As of Sept. 11, 20 Highland Springs residents have died of COVID-19, roughly 24% of their 84 average daily residents, according to an analysis of data from Medicare’s Nursing Home Compare database and the California Department of Public Health’s Skilled Nursing Homes COVID-19 database.
According to Tyler, Highland Springs hasn’t had any new residents test positive for COVID-19 since the beginning of June.
“They got hit with an invisible bomb, they jumped on it, they did the isolation necessary,” she said. “Even with their dementia population, they kept it from spreading.”
The Garcias feel Highland Springs wasn’t as forthcoming as it should have been about the spread of the coronavirus in the facility, something Tyler denies. But the family is sympathetic to the challenge that Highland Springs faces trying to keep dementia and Alzheimer’s patients from contracting COVID-19.
“You can’t teach them to not eat off each others’ plates. You can’t teach them to keep their hands to themselves. You can’t teach them to not pick up a half-smoked cigarette and smoke it for themselves,” Dena Garcia said. “It’s just going to happen.”

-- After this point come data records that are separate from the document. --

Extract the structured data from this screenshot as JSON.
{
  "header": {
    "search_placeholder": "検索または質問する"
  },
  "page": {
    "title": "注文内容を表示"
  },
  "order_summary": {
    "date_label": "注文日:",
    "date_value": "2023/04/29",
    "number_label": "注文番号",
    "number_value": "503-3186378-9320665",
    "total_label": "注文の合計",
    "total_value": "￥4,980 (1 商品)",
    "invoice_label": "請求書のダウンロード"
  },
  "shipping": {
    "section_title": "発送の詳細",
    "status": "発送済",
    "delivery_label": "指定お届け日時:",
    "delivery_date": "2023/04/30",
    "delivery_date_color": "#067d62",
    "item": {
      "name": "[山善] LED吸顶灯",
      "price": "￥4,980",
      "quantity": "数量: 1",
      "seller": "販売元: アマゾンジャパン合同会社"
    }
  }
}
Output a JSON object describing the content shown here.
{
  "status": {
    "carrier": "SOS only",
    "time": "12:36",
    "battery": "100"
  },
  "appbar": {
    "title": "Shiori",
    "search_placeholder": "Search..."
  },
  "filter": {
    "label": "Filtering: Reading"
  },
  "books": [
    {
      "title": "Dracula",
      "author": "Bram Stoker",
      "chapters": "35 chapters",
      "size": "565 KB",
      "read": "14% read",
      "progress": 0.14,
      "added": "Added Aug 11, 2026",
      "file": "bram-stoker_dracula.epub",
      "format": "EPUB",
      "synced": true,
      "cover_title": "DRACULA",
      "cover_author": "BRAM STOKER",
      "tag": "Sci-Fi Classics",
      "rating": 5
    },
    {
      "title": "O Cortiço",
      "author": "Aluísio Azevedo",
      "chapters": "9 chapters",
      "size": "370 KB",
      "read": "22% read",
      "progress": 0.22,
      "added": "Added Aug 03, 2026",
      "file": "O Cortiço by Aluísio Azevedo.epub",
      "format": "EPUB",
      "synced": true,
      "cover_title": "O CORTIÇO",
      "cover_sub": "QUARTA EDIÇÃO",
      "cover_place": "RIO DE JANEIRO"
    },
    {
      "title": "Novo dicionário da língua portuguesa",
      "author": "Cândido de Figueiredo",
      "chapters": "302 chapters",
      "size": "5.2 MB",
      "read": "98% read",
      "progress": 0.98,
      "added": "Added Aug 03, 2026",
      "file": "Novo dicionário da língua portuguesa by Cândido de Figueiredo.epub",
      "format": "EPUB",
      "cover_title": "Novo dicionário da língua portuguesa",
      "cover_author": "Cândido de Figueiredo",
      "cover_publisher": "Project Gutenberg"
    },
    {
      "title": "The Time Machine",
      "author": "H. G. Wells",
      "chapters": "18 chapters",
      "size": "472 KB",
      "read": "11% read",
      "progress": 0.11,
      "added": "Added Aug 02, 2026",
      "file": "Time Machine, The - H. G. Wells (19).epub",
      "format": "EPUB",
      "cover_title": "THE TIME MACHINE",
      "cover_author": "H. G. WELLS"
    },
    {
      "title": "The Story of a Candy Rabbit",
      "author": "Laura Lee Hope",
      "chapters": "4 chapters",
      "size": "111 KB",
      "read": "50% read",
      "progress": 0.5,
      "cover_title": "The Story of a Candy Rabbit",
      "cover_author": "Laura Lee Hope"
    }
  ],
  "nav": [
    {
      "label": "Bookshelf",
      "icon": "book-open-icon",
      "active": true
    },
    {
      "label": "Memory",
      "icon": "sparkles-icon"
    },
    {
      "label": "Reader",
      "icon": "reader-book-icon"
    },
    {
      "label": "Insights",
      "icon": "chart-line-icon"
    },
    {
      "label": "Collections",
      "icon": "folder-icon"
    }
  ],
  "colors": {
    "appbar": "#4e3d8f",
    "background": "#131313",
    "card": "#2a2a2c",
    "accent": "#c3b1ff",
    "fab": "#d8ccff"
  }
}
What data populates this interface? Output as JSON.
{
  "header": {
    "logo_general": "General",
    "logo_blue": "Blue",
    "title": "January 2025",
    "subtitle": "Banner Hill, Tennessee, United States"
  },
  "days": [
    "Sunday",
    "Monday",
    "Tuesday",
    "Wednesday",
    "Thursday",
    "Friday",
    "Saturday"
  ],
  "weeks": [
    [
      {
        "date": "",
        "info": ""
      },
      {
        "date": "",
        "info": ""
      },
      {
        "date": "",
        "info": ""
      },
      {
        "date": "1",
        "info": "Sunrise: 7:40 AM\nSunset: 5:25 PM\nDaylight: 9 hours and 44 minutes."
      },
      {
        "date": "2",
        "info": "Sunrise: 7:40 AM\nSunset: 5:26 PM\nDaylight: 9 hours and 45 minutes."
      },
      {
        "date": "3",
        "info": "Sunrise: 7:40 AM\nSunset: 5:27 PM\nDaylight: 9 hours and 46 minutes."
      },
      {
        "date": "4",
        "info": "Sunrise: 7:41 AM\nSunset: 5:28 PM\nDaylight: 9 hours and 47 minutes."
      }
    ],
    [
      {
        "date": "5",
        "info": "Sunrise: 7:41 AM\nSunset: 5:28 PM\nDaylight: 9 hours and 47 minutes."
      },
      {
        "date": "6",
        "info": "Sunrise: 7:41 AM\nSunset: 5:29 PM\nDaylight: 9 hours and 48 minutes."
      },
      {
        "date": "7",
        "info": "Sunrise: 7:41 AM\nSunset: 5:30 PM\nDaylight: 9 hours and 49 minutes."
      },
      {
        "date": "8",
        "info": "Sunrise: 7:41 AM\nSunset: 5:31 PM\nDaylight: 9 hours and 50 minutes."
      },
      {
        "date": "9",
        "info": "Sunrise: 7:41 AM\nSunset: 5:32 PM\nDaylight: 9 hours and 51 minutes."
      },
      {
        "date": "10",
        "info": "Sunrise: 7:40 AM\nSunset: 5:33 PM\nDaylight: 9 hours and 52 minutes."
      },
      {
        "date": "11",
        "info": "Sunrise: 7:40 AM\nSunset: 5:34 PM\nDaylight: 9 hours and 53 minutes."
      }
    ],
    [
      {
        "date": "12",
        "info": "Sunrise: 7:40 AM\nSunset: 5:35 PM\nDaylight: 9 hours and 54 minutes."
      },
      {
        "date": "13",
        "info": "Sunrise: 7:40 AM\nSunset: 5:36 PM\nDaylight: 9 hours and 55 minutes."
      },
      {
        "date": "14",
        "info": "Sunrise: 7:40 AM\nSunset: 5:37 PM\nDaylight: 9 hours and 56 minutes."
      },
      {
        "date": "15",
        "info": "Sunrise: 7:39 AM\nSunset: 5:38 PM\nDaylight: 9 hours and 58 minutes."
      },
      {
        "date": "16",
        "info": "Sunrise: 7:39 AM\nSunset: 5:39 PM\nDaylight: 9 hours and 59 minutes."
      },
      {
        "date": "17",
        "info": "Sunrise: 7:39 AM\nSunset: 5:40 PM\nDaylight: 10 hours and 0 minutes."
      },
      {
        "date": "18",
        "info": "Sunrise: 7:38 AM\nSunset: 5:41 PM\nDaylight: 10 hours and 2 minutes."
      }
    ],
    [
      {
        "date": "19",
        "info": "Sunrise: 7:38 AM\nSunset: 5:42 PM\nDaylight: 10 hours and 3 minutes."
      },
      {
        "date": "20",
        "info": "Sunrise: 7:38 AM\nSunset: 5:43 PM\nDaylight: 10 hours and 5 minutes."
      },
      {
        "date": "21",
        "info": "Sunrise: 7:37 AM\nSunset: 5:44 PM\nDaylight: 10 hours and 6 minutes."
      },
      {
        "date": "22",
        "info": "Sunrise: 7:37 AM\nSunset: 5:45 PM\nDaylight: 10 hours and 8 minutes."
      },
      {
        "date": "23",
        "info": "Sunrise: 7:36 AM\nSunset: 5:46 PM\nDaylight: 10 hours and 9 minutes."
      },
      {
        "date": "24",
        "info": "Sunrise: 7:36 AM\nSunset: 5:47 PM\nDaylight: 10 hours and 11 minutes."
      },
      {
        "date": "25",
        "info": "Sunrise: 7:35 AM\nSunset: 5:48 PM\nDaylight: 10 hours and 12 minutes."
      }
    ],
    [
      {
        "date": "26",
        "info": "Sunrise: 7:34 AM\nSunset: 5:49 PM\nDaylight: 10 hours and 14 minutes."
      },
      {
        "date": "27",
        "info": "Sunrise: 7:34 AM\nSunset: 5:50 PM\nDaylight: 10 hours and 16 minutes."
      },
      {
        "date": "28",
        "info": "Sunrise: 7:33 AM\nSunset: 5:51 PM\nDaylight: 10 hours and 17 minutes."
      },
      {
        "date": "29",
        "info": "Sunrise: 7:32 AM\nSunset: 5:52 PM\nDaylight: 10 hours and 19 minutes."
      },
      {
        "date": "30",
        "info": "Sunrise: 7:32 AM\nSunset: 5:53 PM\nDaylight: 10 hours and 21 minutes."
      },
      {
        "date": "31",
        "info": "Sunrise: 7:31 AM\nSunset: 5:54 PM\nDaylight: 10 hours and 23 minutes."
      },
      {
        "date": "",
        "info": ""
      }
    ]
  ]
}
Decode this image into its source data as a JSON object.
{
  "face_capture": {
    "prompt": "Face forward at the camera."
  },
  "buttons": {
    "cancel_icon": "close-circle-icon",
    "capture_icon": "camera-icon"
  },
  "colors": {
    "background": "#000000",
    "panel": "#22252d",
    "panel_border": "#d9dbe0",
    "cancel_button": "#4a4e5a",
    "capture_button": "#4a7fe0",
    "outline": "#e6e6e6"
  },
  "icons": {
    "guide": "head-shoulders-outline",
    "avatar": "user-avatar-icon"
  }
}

According to Tyler, the big challenge isn’t keeping the virus controlled inside nursing homes; it’s keeping it from coming in from the world outside, where, six months on, the public still can’t agree on how to prevent the virus’ spread.
“This bug is easy to kill. You just have to know it’s there. Once you know it’s there, you separate, do all the cleaning and all the things like that and you get rid of it, like this facility did,” Tyler said. “But any facility in this country, no matter how good their protocols are, they’re just one day from an asymptomatic person coming in.”
This article was produced as a project for the USC Center for Health Journalism’s California Fellowship.